Extracting variables(columns) from a table with a mathematical condition

Hello I am new to KNIME. I am trying to bootstrap my dataset several times in order to create an Ensemble Classifier. What I need to do for each bootstrapped table is extracting randomly a fixed number of columns with a condition, independently from the content of the columns. In particular, I would like to use a percentage(let’s say 30 % per table) of the number of variables(columns) present overall in this case. Do you know of any configurable node or pipeline I may use for this purpose or do you think it would be better to integrate a python node with a script?

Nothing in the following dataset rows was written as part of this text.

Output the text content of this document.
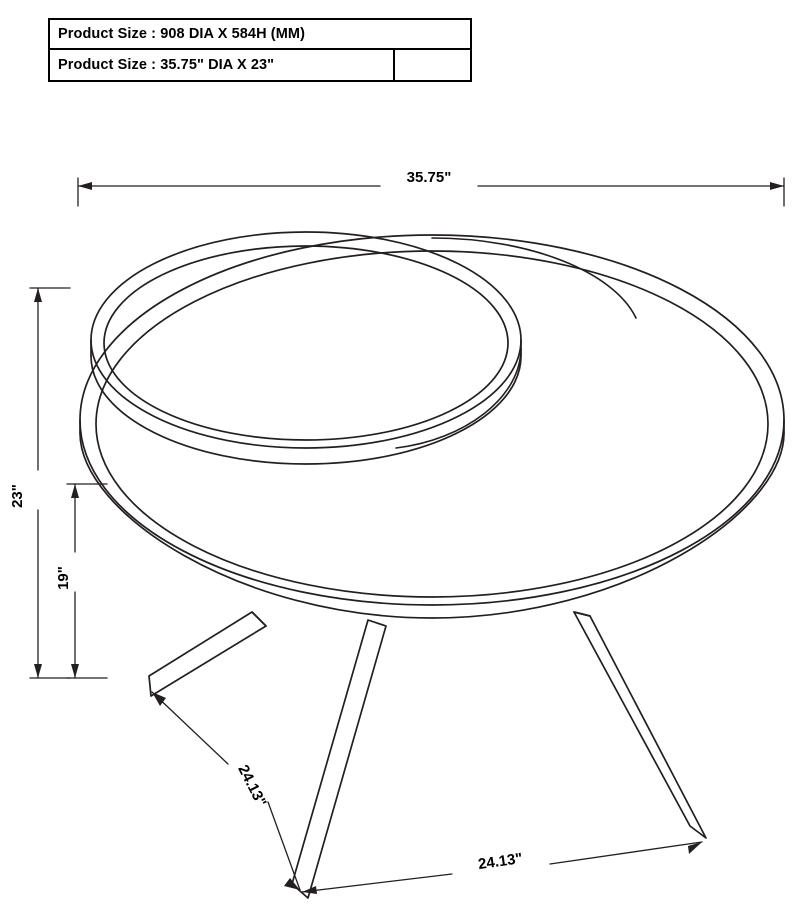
Product Size : 908 DIA X 584H (MM)
Product Size : 35.75" DIA X 23"
35.75"
23"
19"
24.13"
24.13"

Thanks in advance.

Hi @matt0 and welcome to the forum.

If I’m understanding you correctly, the Tree Ensemble Learner node does this as part of its configuration, as shown below:

Or am I missing some nuance of your question?

1 Like

Thanks @ScottF. I actually forgot about an important part. What I am trying to do is actually to create an Ensemble classifier composed of neural networks though instead of decision trees. So I am trying to find a way to split the entire dataset into several bootstrapped datasets made up of a subset of the variables present in the original one according to a certain criterion(in this case a precentage even though it may be some other operation). Then NN models will be trained on those datasets and combined through majority voting in the end.

Hi @matt0

This workflow sample columns.knwf (864.8 KB) takes multiple random samples of 30% of the columns from the Boston Housing dataset and calculates the performance of the models.


gr. Hans

4 Likes

Thanks @HansS. This workflow might be a good template to start with. I will try to implement it for the problem of classification and with MLPs.

1 Like

This topic was automatically closed 182 days after the last reply. New replies are no longer allowed.